Relação vital com a Criação, à qual o Homem pertence e na qual desenvolve a sua vocação de cultivar e cuidar (trabalhar, criar, inventar), e relação vital com Deus, de quem recebe a vida em intimidade e comunhão, de quem é eleito, de quem é constituído parceiro de Aliança, interlocutor de diálogo, chamado a dar uma resposta livre e acolhedora. Falta a terceira relação vital segundo o autor: a relação com o tu humano.

De facto, Adam, a Humanidade, está só: não lhe chega os animais e seres a quem domina atribuindo-lhes um nome. Parece até que não lhe chega a relação com o Criador, ou antes, o Homem não pode ainda dar a sua resposta ao mandamento de Deus – esta resposta surge no tu-a-tu humano, é na fraternidade e comunhão que a Humanidade corresponde à Aliança.
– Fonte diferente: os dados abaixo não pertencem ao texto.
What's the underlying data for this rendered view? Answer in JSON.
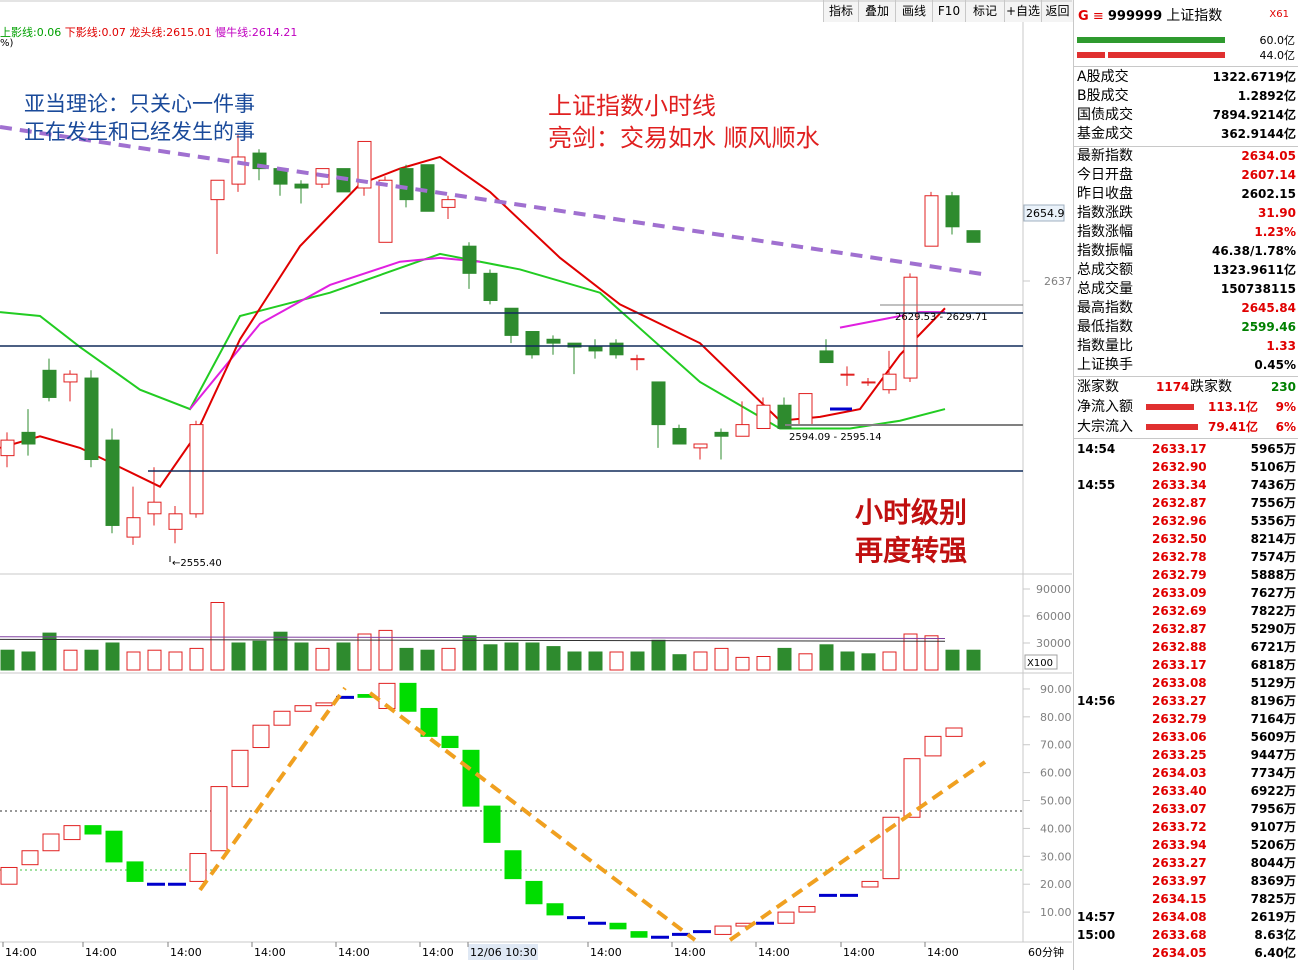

A mulher, o tu, a auxiliar ou parceira de comunhão, o Próximo, é também dom de Deus que o Homem não conquista nem domina – apenas acolhe, primeiro no sono, lugar de revelação na Biblia, e depois num grito de júbilo, na primeira vez que fala em todo o texto: “é osso dos meus ossos e carne da minha carne” (v.23), é da minha Humanidade, brota do seu “lado” para agora chegarem à verdadeira vocação humana, a comunhão: uma só carne, uma só comunhão, pertença, partilha, diálogo. O Homem torna-se imagem de Deus no diálogo, na comunhão, no respeito, tal como Deus o faz. E esse Amor que acontece ultrapassa a mera relação humana: atravessa a Humanidade como a sua espinha dorsal: “todo aquele que ama nasceu de Deus pois Deus é Amor” (1Jo 4,8).

Está concluída a leitura de sentido que o autor dá ao ser humano à luz da experiencia de fé do seu Povo: a pessoa como ser ligado à Criação, a Deus e ao tu humano, na lógica da Aliança, do diálogo e da comunhão, do respeito, acolhimento e Graça. O autor não pretende elaborar uma mitologia de um começo longínquo, senão que exprime à luz da sua fé a compreensão do Homem no presente, o sentido da sua existência que está chamado a viver e a construir.

2 comentários:

Sol da manhã disse...

A imagem do beijo deixa-me sempre, sempre a pensar... aliás, nem é bem a pensar, mas também não sei que nome lhe dar!

Voltei! Correu tudo lindamente! Muito melhor que as expectativas :)! E até aprendi uma palavra nova em hebraico (eheheheh), e outras coisas que não estava à espera! Quem diria!!! Depois partilho.

Rui Pedro, volto com mais calma que isto aqui é para degustar com tempo!

SHALOM

Rui Vasconcelos disse...

Bem-vinda, Maria, de novo! Fico com curiosidade para saber qual é a palavra hebraica.
Então, vamos continuar a caminhar por estas bandas. Um abraço!